Author : Gavin Wright
Publisher : LSU Press
Page : 176 pages
File Size : 27,72 MB
Release : 2013-02-18
Category : History
ISBN : 0807152285
Through an analysis of slavery as an economic institution, Gavin Wright presents an innovative look at the economic divergence between North and South in the antebellum era. He draws a distinction between slavery as a form of work organization—the aspect that has dominated historical debates—and slavery as a set of property rights. Slave-based commerce remained central to the eighteenth-century rise of the Atlantic economy, not because slave plantations were superior as a method of organizing production, but because slaves could be put to work on sugar plantations that could not have attracted free labor on economically viable terms.

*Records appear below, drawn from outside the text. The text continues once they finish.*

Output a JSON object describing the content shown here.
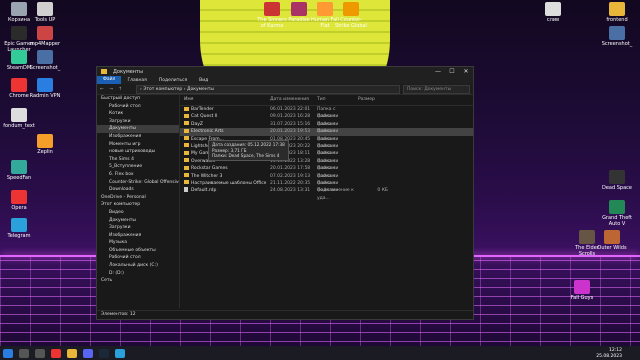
{
  "desktop_icons": [
    {
      "label": "Корзина",
      "icon": "recycle-bin",
      "color": "#9aa4b0"
    },
    {
      "label": "Tools UP",
      "icon": "app",
      "color": "#d0d0d0"
    },
    {
      "label": "Epic Games Launcher",
      "icon": "epic",
      "color": "#2b2b2b"
    },
    {
      "label": "mp4Mapper",
      "icon": "app",
      "color": "#c44"
    },
    {
      "label": "Screenshot_",
      "icon": "image",
      "color": "#4a6fa5"
    },
    {
      "label": "SteamDM",
      "icon": "app",
      "color": "#3c9"
    },
    {
      "label": "Chrome",
      "icon": "chrome",
      "color": "#e33"
    },
    {
      "label": "Radmin VPN",
      "icon": "vpn",
      "color": "#2a7de1"
    },
    {
      "label": "fondum_text",
      "icon": "file",
      "color": "#ddd"
    },
    {
      "label": "Zeplin",
      "icon": "app",
      "color": "#f59f2a"
    },
    {
      "label": "SpeedFan",
      "icon": "fan",
      "color": "#3a9"
    },
    {
      "label": "Opera",
      "icon": "opera",
      "color": "#e33"
    },
    {
      "label": "Telegram",
      "icon": "app",
      "color": "#2aa1da"
    },
    {
      "label": "The Sinners of Karma",
      "icon": "game",
      "color": "#c33"
    },
    {
      "label": "Paradise",
      "icon": "game",
      "color": "#a36"
    },
    {
      "label": "Human Fall Flat",
      "icon": "game",
      "color": "#f93"
    },
    {
      "label": "Counter-Strike Global",
      "icon": "game",
      "color": "#e90"
    },
    {
      "label": "слив",
      "icon": "file",
      "color": "#ddd"
    },
    {
      "label": "frontend",
      "icon": "folder",
      "color": "#e8b73a"
    },
    {
      "label": "Screenshot_",
      "icon": "image",
      "color": "#4a6fa5"
    },
    {
      "label": "Dead Space",
      "icon": "game",
      "color": "#333"
    },
    {
      "label": "Grand Theft Auto V",
      "icon": "game",
      "color": "#285"
    },
    {
      "label": "The Elder Scrolls",
      "icon": "game",
      "color": "#654"
    },
    {
      "label": "Outer Wilds",
      "icon": "game",
      "color": "#b63"
    },
    {
      "label": "Fall Guys",
      "icon": "game",
      "color": "#c3c"
    }
  ],
  "window": {
    "title": "Документы",
    "controls": {
      "min": "—",
      "max": "☐",
      "close": "✕"
    },
    "ribbon": [
      "Файл",
      "Главная",
      "Поделиться",
      "Вид"
    ],
    "nav_arrows": "← → ↑",
    "path": "› Этот компьютер › Документы",
    "search_placeholder": "Поиск: Документы",
    "sidebar": [
      {
        "label": "Быстрый доступ",
        "top": true
      },
      {
        "label": "Рабочий стол"
      },
      {
        "label": "Котик"
      },
      {
        "label": "Загрузки"
      },
      {
        "label": "Документы",
        "selected": true
      },
      {
        "label": "Изображения"
      },
      {
        "label": "Моменты игр"
      },
      {
        "label": "новые штриховоды"
      },
      {
        "label": "The Sims 4"
      },
      {
        "label": "5_Вступление"
      },
      {
        "label": "6. Flex box"
      },
      {
        "label": "Counter-Strike: Global Offensive"
      },
      {
        "label": "Downloads"
      },
      {
        "label": "OneDrive - Personal",
        "top": true
      },
      {
        "label": "Этот компьютер",
        "top": true
      },
      {
        "label": "Видео"
      },
      {
        "label": "Документы"
      },
      {
        "label": "Загрузки"
      },
      {
        "label": "Изображения"
      },
      {
        "label": "Музыка"
      },
      {
        "label": "Объемные объекты"
      },
      {
        "label": "Рабочий стол"
      },
      {
        "label": "Локальный диск (C:)"
      },
      {
        "label": "D: (D:)"
      },
      {
        "label": "Сеть",
        "top": true
      }
    ],
    "columns": [
      "Имя",
      "Дата изменения",
      "Тип",
      "Размер"
    ],
    "files": [
      {
        "name": "BarTender",
        "date": "06.01.2023 22:01",
        "type": "Папка с файлами",
        "size": "",
        "kind": "folder"
      },
      {
        "name": "Cat Quest II",
        "date": "09.01.2023 16:28",
        "type": "Папка с файлами",
        "size": "",
        "kind": "folder"
      },
      {
        "name": "DayZ",
        "date": "31.07.2023 15:16",
        "type": "Папка с файлами",
        "size": "",
        "kind": "folder"
      },
      {
        "name": "Electronic Arts",
        "date": "20.01.2023 19:53",
        "type": "Папка с файлами",
        "size": "",
        "kind": "folder",
        "selected": true
      },
      {
        "name": "Escape From...",
        "date": "01.08.2023 20:45",
        "type": "Папка с файлами",
        "size": "",
        "kind": "folder"
      },
      {
        "name": "Lightshot",
        "date": "03.08.2023 20:22",
        "type": "Папка с файлами",
        "size": "",
        "kind": "folder"
      },
      {
        "name": "My Games",
        "date": "28.07.2023 18:11",
        "type": "Папка с файлами",
        "size": "",
        "kind": "folder"
      },
      {
        "name": "Overwatch",
        "date": "13.10.2022 13:28",
        "type": "Папка с файлами",
        "size": "",
        "kind": "folder"
      },
      {
        "name": "Rockstar Games",
        "date": "20.01.2023 17:58",
        "type": "Папка с файлами",
        "size": "",
        "kind": "folder"
      },
      {
        "name": "The Witcher 3",
        "date": "07.02.2023 19:13",
        "type": "Папка с файлами",
        "size": "",
        "kind": "folder"
      },
      {
        "name": "Настраиваемые шаблоны Office",
        "date": "21.11.2022 20:35",
        "type": "Папка с файлами",
        "size": "",
        "kind": "folder"
      },
      {
        "name": "Default.rdp",
        "date": "24.08.2023 13:31",
        "type": "Подключение к уда...",
        "size": "0 КБ",
        "kind": "file"
      }
    ],
    "tooltip": [
      "Дата создания: 05.12.2022 17:38",
      "Размер: 3,71 ГБ",
      "Папки: Dead Space, The Sims 4"
    ],
    "status": "Элементов: 12"
  },
  "taskbar": {
    "time": "12:12",
    "date": "25.08.2023"
  }
}
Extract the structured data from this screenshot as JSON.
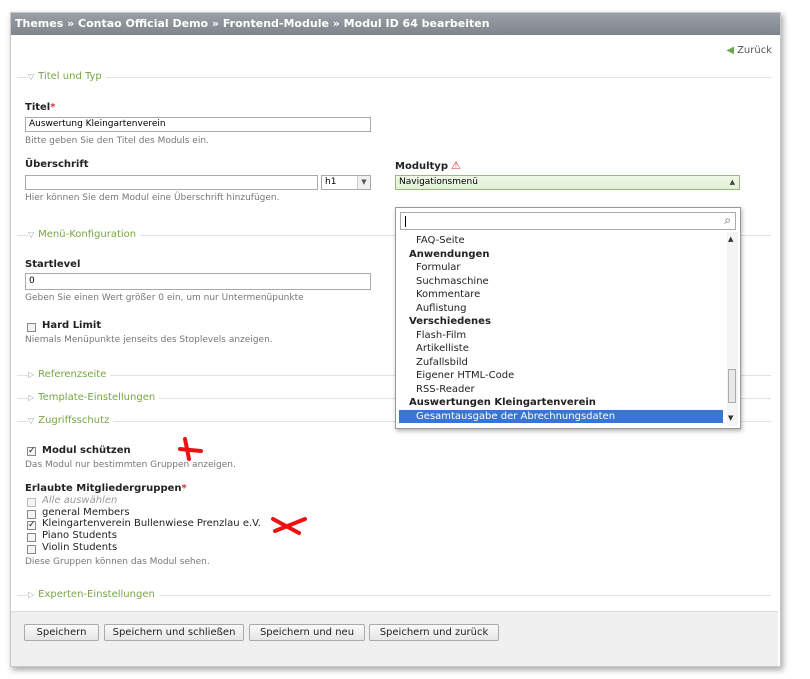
{
  "breadcrumb": "Themes » Contao Official Demo » Frontend-Module » Modul ID 64 bearbeiten",
  "back_label": "Zurück",
  "sections": {
    "titel_typ": "Titel und Typ",
    "menu": "Menü-Konfiguration",
    "referenz": "Referenzseite",
    "template": "Template-Einstellungen",
    "zugriff": "Zugriffsschutz",
    "experten": "Experten-Einstellungen"
  },
  "titel": {
    "label": "Titel",
    "required": "*",
    "value": "Auswertung Kleingartenverein",
    "help": "Bitte geben Sie den Titel des Moduls ein."
  },
  "ueberschrift": {
    "label": "Überschrift",
    "value": "",
    "level": "h1",
    "help": "Hier können Sie dem Modul eine Überschrift hinzufügen."
  },
  "modultyp": {
    "label": "Modultyp",
    "value": "Navigationsmenü",
    "search_value": "",
    "options": [
      {
        "type": "item",
        "label": "FAQ-Seite"
      },
      {
        "type": "group",
        "label": "Anwendungen"
      },
      {
        "type": "item",
        "label": "Formular"
      },
      {
        "type": "item",
        "label": "Suchmaschine"
      },
      {
        "type": "item",
        "label": "Kommentare"
      },
      {
        "type": "item",
        "label": "Auflistung"
      },
      {
        "type": "group",
        "label": "Verschiedenes"
      },
      {
        "type": "item",
        "label": "Flash-Film"
      },
      {
        "type": "item",
        "label": "Artikelliste"
      },
      {
        "type": "item",
        "label": "Zufallsbild"
      },
      {
        "type": "item",
        "label": "Eigener HTML-Code"
      },
      {
        "type": "item",
        "label": "RSS-Reader"
      },
      {
        "type": "group",
        "label": "Auswertungen Kleingartenverein"
      },
      {
        "type": "item",
        "label": "Gesamtausgabe der Abrechnungsdaten",
        "selected": true
      }
    ]
  },
  "startlevel": {
    "label": "Startlevel",
    "value": "0",
    "help": "Geben Sie einen Wert größer 0 ein, um nur Untermenüpunkte"
  },
  "hard_limit": {
    "label": "Hard Limit",
    "checked": false,
    "help": "Niemals Menüpunkte jenseits des Stoplevels anzeigen."
  },
  "protect": {
    "label": "Modul schützen",
    "checked": true,
    "help": "Das Modul nur bestimmten Gruppen anzeigen."
  },
  "groups": {
    "label": "Erlaubte Mitgliedergruppen",
    "required": "*",
    "select_all": "Alle auswählen",
    "items": [
      {
        "label": "general Members",
        "checked": false
      },
      {
        "label": "Kleingartenverein Bullenwiese Prenzlau e.V.",
        "checked": true
      },
      {
        "label": "Piano Students",
        "checked": false
      },
      {
        "label": "Violin Students",
        "checked": false
      }
    ],
    "help": "Diese Gruppen können das Modul sehen."
  },
  "buttons": {
    "save": "Speichern",
    "save_close": "Speichern und schließen",
    "save_new": "Speichern und neu",
    "save_back": "Speichern und zurück"
  },
  "colors": {
    "accent_green": "#77a544",
    "selected_blue": "#3875d7",
    "annotation_red": "#ee1111"
  }
}
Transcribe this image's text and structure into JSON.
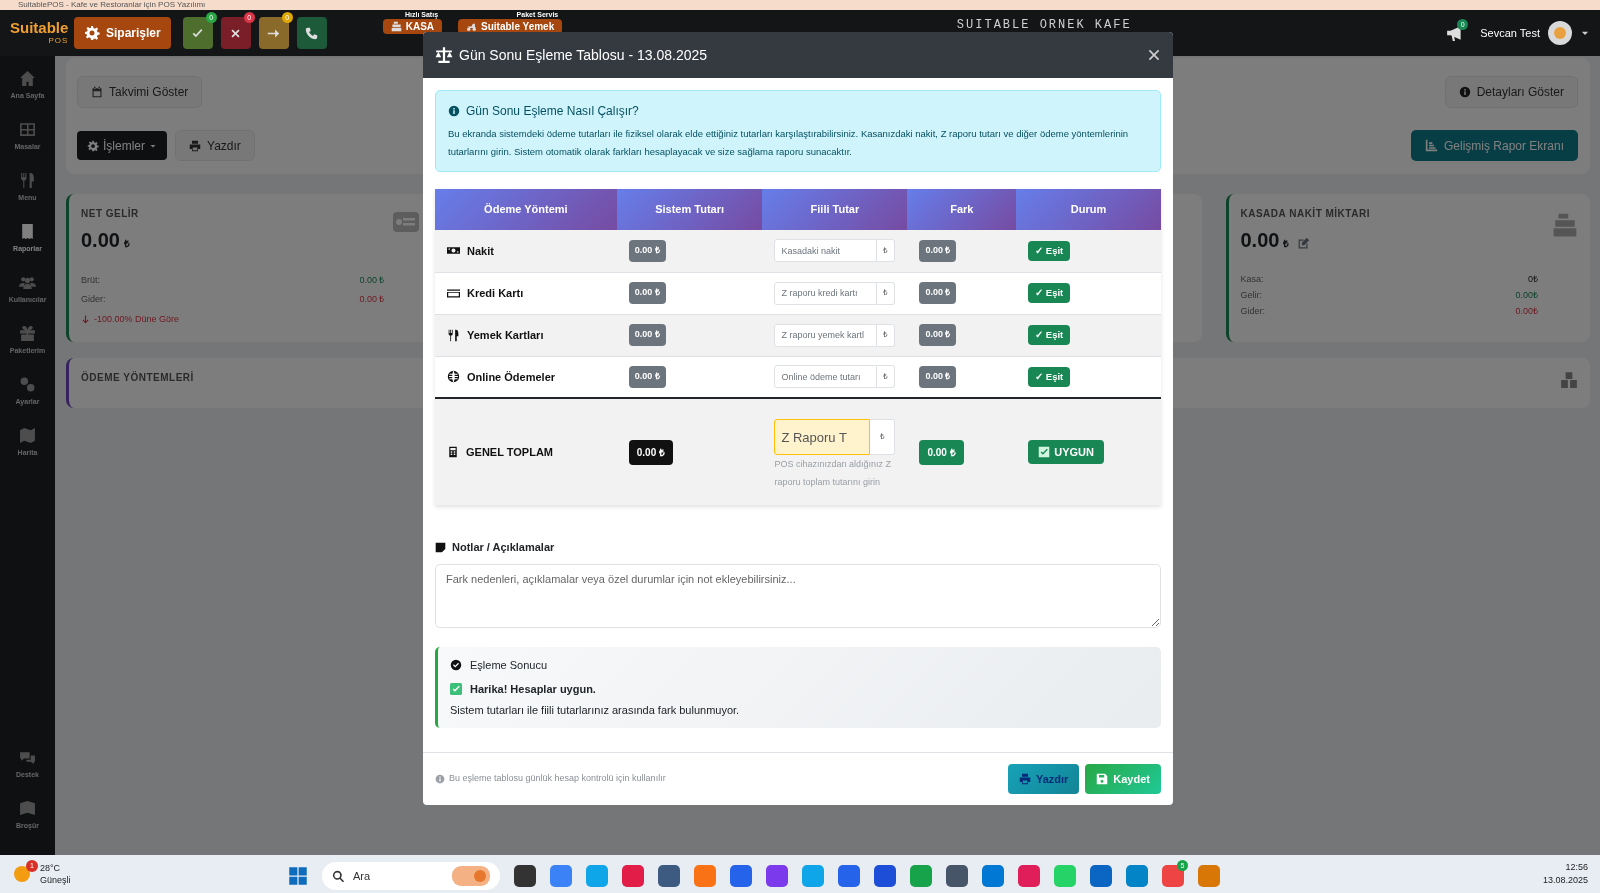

Author : Gwendolyn Midlo Hall
Publisher : Univ of North Carolina Press
Page : 248 pages
File Size : 32,57 MB
Release : 2009-11-05
Category : Social Science
ISBN : 0807876860
Enslaved peoples were brought to the Americas from many places in Africa, but a large majority came from relatively few ethnic groups. Drawing on a wide range of materials in four languages as well as on her lifetime study of slave groups in the New World, Gwendolyn Midlo Hall explores the persistence of African ethnic identities among the enslaved over four hundred years of the Atlantic slave trade. Hall traces the linguistic, economic, and cultural ties shared by large numbers of enslaved Africans, showing that despite the fragmentation of the diaspora many ethnic groups retained enough cohesion to communicate and to transmit elements of their shared culture. Hall concludes that recognition of the survival and persistence of African ethnic identities can fundamentally reshape how people think about the emergence of identities among enslaved Africans and their descendants in the Americas, about the ways shared identity gave rise to resistance movements, and about the elements of common African ethnic traditions that influenced regional creole cultures throughout the Americas.